What Excatly is Yoga?
It is something you will have to be. Yoga is not a philosophy. It is not a religion, it is not something you can think about.

Yoga is not a scripture. It is a discipline. It is something you have to do. It is not curiosity; it is not philosophic speculation. It is deeper than that. It is a question of life and death.

Yoga is a pure science just like mathematics, physics or chemistry. It is a pure mathematics of the inner being. So any human being can be a yogi, no matter what their sex, colour, creed, religion, caste, age or any belief is.

Definition of Yoga
'YOGA IS THE CESSATION OF MIND.' (Chittavrittinirodha.)
When mind ceases, you are established in your witnessing self. The word 'mind' covers all - your egos, your desires, your hopes, your philosophies, your religions, your scriptures. 'Mind' covers all. Whatsoever you can think is mind. All that is known, all that can be known, all that is knowable, is within mind. Cessation of the mind means cessation of the known, cessation of the knowable. It is a jump into the unknown. When there is no mind, you are in the unknown. Yoga is a jump into the unknown. It will not be right to say 'unknown'; rather, 'unknowable'.

Yoga & Zen
In the West now, there is much appeal for Zen - a Japanese method of yoga.
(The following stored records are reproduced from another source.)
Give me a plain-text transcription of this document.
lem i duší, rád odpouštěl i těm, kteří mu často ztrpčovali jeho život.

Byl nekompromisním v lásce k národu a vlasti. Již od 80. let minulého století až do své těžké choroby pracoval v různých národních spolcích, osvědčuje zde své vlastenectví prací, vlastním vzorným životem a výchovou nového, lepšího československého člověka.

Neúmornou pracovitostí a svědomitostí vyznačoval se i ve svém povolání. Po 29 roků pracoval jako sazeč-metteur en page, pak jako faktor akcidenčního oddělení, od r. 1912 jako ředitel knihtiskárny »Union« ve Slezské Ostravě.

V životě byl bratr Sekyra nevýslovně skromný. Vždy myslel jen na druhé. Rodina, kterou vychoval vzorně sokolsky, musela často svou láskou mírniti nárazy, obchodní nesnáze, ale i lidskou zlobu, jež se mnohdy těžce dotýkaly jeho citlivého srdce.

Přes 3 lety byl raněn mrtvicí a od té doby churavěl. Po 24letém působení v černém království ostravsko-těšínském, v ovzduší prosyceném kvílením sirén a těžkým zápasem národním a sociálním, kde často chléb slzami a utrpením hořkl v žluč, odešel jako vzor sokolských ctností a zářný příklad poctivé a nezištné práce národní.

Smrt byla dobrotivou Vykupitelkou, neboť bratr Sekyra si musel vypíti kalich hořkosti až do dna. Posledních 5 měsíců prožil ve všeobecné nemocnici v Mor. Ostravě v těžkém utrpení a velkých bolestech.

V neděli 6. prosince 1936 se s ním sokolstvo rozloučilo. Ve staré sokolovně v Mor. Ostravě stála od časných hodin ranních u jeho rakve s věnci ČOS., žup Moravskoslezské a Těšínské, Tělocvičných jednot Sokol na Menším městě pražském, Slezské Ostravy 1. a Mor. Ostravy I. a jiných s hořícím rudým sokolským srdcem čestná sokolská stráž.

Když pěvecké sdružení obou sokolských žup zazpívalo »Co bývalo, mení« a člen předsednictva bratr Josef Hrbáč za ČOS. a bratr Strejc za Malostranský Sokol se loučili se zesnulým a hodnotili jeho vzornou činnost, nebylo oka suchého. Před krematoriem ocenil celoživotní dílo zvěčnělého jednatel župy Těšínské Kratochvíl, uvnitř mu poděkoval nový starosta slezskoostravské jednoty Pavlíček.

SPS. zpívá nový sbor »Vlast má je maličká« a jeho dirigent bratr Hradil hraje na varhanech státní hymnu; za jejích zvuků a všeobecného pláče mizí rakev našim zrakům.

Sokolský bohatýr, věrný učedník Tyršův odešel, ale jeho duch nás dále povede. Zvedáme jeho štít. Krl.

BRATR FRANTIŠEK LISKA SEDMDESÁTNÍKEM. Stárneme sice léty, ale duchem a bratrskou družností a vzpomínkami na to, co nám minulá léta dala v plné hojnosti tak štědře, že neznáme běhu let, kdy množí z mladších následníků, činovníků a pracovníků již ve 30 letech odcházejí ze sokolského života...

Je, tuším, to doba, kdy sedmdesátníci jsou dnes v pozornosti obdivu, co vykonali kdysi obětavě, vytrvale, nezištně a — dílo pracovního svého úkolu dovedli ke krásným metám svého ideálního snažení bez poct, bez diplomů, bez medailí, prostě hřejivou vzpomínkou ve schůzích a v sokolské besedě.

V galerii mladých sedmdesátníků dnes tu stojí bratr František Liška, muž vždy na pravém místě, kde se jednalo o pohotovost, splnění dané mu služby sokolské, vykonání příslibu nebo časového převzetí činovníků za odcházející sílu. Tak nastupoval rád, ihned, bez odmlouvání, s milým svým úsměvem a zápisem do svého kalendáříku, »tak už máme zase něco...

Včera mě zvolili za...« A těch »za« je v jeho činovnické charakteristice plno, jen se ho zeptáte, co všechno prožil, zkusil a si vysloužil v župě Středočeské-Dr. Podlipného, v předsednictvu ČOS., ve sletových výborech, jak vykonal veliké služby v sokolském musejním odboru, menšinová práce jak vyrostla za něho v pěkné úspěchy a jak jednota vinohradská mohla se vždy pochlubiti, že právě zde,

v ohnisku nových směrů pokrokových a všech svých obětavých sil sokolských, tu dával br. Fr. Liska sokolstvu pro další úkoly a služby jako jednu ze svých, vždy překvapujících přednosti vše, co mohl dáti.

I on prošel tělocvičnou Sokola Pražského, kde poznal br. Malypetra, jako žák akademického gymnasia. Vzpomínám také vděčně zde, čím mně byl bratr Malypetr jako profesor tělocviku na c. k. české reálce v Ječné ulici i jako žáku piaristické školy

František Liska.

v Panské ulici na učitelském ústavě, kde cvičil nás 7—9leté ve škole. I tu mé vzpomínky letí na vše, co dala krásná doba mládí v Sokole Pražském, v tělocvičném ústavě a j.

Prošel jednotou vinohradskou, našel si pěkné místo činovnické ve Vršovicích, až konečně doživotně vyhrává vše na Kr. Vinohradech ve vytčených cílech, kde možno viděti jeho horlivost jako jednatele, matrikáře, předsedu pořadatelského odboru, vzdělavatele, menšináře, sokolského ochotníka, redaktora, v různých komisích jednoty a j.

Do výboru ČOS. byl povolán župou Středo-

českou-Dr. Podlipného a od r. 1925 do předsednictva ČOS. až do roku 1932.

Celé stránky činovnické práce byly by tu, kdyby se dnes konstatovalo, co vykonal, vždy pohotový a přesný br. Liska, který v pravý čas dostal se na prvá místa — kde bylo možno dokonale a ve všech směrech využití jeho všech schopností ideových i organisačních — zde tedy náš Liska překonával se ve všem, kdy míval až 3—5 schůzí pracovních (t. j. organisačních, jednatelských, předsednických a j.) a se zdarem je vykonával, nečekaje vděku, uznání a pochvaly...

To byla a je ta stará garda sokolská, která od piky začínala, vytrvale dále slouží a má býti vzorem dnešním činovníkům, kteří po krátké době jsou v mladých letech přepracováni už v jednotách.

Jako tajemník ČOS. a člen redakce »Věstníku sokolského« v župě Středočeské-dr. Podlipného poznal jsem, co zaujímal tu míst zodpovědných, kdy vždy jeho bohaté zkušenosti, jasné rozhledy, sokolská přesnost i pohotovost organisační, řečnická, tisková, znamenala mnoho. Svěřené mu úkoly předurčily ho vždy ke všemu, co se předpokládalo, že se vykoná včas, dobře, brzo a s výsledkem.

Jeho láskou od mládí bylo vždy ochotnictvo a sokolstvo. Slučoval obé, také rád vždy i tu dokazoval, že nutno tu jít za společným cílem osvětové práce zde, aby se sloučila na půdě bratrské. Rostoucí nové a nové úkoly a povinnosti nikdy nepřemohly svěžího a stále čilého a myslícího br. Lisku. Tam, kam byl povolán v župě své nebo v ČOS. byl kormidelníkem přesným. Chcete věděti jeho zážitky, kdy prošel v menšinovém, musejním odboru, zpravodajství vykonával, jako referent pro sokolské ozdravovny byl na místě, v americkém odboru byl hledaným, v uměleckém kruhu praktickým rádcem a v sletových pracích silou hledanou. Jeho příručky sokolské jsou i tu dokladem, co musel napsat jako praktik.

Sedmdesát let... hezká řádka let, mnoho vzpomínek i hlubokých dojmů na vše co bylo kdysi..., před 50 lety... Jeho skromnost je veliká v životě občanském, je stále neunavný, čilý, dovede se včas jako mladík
The word "zen" comes from dhyana. Bodhidharma introduced this word dhyana in China. In China the word dhyana became jhan and then chan and then the word traveled to Japan and became zen. The root is dhyana. Dhyana means no-mind, so the whole training of Zen in Japan is of nothing but how to stop minding, how to be a no-mind, how to be simply without thinking.

Yoga & Sufism
Sufism is still not a complete system. Many things are lacking in it, and they are lacking because of the stubborn attitude of Mohammedans. They won?t allow it to evolve to its peak and climax. And the Sufi system has to follow the pattern of Islam religion. Because of that structure of Mohammedan religion, the Sufi system couldn?t go beyond it.

Sometimes through accident people have come to know the divine and feel the divine. But then they go mad because they are not disciplined to receive such a great phenomenon. They are not ready. They are so small, and such a great ocean falls in them. This has happened. In the Sufi system they call such persons madmen of the God - masts, they call.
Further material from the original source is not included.